We construct a easy data graph lookup perform that retrieves relations linked to a question time period, resembling “Transformer,” “Anthropic,” or “Stanford.” We additionally examine the two-hop neighborhood of an entity to perceive close by ideas within the graph. Also, we export the data graph as JSON and GraphML for reuse in instruments resembling Gephi and Cytoscape.

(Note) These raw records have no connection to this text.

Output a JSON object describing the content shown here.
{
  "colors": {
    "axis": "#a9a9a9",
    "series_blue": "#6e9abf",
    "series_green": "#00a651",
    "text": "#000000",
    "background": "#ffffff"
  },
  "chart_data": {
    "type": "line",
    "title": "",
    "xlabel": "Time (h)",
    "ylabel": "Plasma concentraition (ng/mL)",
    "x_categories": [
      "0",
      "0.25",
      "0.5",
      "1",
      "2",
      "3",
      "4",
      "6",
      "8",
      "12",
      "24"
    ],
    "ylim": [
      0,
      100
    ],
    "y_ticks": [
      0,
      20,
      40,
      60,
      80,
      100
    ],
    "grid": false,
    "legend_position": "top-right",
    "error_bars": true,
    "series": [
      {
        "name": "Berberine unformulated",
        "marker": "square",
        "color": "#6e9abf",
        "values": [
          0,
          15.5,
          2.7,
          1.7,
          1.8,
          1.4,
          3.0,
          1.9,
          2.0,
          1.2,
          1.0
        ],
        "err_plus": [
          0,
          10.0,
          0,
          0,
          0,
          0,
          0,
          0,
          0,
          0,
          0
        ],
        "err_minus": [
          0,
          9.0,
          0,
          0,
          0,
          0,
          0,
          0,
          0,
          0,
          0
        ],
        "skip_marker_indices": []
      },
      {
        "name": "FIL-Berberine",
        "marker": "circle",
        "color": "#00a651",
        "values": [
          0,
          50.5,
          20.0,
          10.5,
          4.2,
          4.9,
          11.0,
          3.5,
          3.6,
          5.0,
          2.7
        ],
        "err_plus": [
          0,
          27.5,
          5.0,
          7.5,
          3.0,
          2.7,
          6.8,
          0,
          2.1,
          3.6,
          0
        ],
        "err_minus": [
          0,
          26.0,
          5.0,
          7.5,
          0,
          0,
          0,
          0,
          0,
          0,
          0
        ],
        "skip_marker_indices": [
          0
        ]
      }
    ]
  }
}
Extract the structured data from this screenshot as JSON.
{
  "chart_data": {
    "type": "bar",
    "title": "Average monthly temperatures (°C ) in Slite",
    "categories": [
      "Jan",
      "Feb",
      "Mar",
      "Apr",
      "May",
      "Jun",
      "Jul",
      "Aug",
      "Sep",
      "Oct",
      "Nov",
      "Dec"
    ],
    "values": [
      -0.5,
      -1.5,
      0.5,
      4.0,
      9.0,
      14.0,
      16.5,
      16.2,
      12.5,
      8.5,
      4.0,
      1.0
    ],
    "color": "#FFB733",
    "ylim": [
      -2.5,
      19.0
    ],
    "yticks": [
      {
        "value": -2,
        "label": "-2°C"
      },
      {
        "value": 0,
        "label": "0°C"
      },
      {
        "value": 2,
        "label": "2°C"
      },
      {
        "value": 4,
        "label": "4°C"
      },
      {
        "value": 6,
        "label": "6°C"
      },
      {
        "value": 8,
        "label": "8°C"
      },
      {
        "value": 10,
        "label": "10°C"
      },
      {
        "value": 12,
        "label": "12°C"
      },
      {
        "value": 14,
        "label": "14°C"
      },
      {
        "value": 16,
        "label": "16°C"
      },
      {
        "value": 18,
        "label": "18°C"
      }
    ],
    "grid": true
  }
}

In conclusion, we constructed a full data graph era pipeline that strikes from primary extraction to superior graph evaluation and visualization. We used kg-gen to establish entities and relationships, apply clustering to merge comparable ideas, mixture graphs from a number of inputs, and convert the consequence into NetworkX for centrality, PageRank, neighborhood detection, and predicate evaluation. We additionally created interactive visualizations with PyVis, carried out easy KG-grounded lookup, and exported the ultimate graph as JSON and GraphML. Also, we noticed how data graphs assist us remodel uncooked textual content into structured intelligence that’s simpler to discover, analyze, and reuse.